¿Debemos poner los ideales por encima del amor o al revés? ¿Hay que deshumanizar a un monstruo para reconocerlo? ¿Podemos ser nosotros el monstruo? ¿Y el amor, dónde queda? Estas preguntas, entre otras, son las que el colectivo Cultura i Conflicte plantea en No miris, un thriller basado en hechos reales que se estrena los días 9 y 10 de julio en el Grec Festival.

Si algo tienen en común los proyectos del colectivo, más allá de ser multidisciplinares, es la incidencia en el cuerpo, en cualquiera de sus formas. No miris nació, poco a poco, de la idea y la investigación en torno al cuerpo torturado. “Encontramos casos en España durante la dictadura, en Latinoamérica… En todas partes. Hasta que, gracias al colectivo Desobedientes, que agrupa a familiares de criminales de guerra, fuimos a parar a la historia de Verónica”, explica Joan Arqué, director de la obra. “La suya es una historia familiar con unas casuísticas muy bestias. Es aquello de que la realidad supera la ficción”.
Verónica Estay Stange es hija de represaliados de la dictadura chilena y, al mismo tiempo, sobrina de un represor, Miguel Estay, alias El Fanta. La obra sigue su viaje personal para llenar los silencios de su familia y reinterpretar el dolor de la segunda generación después de unos hechos traumáticos. “Hemos entrevistado a casi todos los personajes de la obra durante dos años”, aclara Teresa Turiera-Puigbò, periodista y responsable del guion de la obra. “Es una ficción creada a partir de todos estos testimonios”, añade.

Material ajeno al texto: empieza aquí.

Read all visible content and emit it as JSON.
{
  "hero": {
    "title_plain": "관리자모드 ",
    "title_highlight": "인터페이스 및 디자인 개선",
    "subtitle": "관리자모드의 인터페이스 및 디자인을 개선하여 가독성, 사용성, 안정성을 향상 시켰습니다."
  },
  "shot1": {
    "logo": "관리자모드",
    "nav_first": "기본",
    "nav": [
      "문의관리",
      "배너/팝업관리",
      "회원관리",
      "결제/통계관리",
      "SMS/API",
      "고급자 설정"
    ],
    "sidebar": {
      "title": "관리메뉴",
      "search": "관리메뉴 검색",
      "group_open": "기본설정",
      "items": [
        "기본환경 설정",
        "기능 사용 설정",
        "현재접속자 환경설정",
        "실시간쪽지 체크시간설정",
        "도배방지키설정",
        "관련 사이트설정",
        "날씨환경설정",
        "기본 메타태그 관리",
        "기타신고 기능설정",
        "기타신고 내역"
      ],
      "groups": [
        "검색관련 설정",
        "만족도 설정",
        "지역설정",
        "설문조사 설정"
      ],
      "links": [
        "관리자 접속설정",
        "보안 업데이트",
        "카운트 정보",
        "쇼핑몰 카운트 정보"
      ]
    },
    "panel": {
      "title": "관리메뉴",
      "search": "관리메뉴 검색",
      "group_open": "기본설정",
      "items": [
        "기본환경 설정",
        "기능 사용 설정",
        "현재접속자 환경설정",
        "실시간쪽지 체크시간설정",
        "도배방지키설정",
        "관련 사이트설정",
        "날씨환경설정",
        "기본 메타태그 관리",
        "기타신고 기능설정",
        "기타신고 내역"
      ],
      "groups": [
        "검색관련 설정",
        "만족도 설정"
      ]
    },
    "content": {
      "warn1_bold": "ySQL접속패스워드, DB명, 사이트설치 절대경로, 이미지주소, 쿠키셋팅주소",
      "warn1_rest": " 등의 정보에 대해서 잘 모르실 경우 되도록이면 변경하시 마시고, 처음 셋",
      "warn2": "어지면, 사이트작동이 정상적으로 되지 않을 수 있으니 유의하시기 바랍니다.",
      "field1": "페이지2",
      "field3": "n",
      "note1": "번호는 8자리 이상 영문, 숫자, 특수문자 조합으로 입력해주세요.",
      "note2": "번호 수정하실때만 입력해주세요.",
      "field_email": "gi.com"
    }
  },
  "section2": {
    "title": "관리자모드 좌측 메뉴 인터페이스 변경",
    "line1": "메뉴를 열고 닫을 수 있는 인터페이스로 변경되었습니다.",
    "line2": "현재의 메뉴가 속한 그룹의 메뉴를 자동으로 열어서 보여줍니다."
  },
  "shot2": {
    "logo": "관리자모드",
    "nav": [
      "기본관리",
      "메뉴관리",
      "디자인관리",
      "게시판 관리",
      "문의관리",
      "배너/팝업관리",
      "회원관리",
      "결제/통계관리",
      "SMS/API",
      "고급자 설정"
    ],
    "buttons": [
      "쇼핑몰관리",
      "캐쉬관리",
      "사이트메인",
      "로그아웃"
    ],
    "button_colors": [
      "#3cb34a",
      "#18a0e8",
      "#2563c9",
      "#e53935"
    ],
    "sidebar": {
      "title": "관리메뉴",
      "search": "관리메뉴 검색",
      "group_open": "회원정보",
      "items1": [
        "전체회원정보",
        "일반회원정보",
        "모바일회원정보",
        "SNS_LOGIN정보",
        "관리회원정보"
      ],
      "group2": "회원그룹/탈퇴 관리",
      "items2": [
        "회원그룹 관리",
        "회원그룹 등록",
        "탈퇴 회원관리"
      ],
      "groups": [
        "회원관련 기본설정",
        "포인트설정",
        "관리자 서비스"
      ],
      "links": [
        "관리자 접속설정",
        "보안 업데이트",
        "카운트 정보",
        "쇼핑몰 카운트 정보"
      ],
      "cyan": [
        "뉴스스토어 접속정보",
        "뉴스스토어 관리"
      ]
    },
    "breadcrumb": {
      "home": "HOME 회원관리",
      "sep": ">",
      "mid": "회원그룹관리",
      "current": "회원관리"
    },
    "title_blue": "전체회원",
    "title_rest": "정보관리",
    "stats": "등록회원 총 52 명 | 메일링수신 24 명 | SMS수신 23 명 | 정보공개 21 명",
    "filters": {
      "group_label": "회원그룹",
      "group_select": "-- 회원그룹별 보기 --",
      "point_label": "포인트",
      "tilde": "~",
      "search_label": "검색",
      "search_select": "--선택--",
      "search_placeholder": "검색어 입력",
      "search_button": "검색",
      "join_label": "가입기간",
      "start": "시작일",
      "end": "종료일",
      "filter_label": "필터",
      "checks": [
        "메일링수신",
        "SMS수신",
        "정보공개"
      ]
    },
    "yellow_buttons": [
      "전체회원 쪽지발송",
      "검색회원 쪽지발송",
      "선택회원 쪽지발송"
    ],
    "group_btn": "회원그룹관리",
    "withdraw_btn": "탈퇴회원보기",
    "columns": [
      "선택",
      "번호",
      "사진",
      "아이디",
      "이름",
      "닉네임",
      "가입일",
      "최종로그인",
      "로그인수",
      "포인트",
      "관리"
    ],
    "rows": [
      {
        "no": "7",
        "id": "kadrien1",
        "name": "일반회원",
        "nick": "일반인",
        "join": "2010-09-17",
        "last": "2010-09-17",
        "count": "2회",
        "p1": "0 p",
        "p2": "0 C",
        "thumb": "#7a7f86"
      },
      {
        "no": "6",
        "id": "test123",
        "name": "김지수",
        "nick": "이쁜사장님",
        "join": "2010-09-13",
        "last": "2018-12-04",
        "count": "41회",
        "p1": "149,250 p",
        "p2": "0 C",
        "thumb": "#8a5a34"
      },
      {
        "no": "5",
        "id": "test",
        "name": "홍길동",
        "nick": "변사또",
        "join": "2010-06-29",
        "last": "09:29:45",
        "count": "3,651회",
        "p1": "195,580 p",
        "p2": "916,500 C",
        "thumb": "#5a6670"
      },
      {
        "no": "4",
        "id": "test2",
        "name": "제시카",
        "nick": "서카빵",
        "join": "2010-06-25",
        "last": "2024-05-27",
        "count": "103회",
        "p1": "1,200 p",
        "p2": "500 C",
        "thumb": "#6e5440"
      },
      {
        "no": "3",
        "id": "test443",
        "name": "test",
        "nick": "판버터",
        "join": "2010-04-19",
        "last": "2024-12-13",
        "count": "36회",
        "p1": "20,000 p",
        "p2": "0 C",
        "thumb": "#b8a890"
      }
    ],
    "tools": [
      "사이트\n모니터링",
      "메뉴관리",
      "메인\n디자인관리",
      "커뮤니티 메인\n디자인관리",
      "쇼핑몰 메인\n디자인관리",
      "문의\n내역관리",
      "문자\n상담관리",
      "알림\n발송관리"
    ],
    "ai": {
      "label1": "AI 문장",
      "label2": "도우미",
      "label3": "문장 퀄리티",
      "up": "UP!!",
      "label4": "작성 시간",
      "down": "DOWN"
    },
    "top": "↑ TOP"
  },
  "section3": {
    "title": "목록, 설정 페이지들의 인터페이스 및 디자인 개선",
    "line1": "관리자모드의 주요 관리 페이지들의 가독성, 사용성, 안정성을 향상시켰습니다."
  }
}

Llevar todo este trabajo documental a escena no ha sido nada fácil, pero el proceso ha sido muy natural. “Lo hemos ido convirtiendo en un diálogo sin que pierda el interés documental”, dice Arqué. “No miris es un trabajo que hemos hecho durante siete años. Nosotros, a partir de la ficción, revivimos este viaje y permitimos al espectador revivir nuestro propio proceso de descubrimiento. Hacemos que convivan las vivencias de las personas entrevistadas y las nuestras”, explica.
La obra habla de los grises. De las contradicciones dolorosas. De la aceptación de todo aquello que nos habría gustado que fuera diferente. Todo aquello sin respuesta, ni tampoco sentido. La obra te enseña. Y te lo enseña todo. Incluso aquello de lo que no se habla. No miris nos explica cómo la sociedad convive con todo aquello que no queremos ver. “Hemos humanizado tanto a unos como a otros, y ahí es donde aparecen los grises y nosotros nos situamos en un terreno poco amable. Pero, al mismo tiempo, es ahí donde todos nos podemos reconocer como humanos”, dice Arqué.
Parte del material documental que han generado a lo largo del proceso lo han convertido en un pódcast: La mala memòria. Àlbum sonor contra l’oblit. Incluye seis capítulos de treinta minutos de duración y, aunque escucharlo es opcional, es un buen recurso para todas aquellas personas que quieran profundizar en la historia. Además, en el CCCB habrá un dispositivo con auriculares donde los asistentes podrán escuchar las entrevistas originales de los distintos personajes que aparecen en la obra. “Es una historia trepidante, llena de acciones, de giros y contragiros que no te soltará. Todo basado en hechos reales”, concluye el director.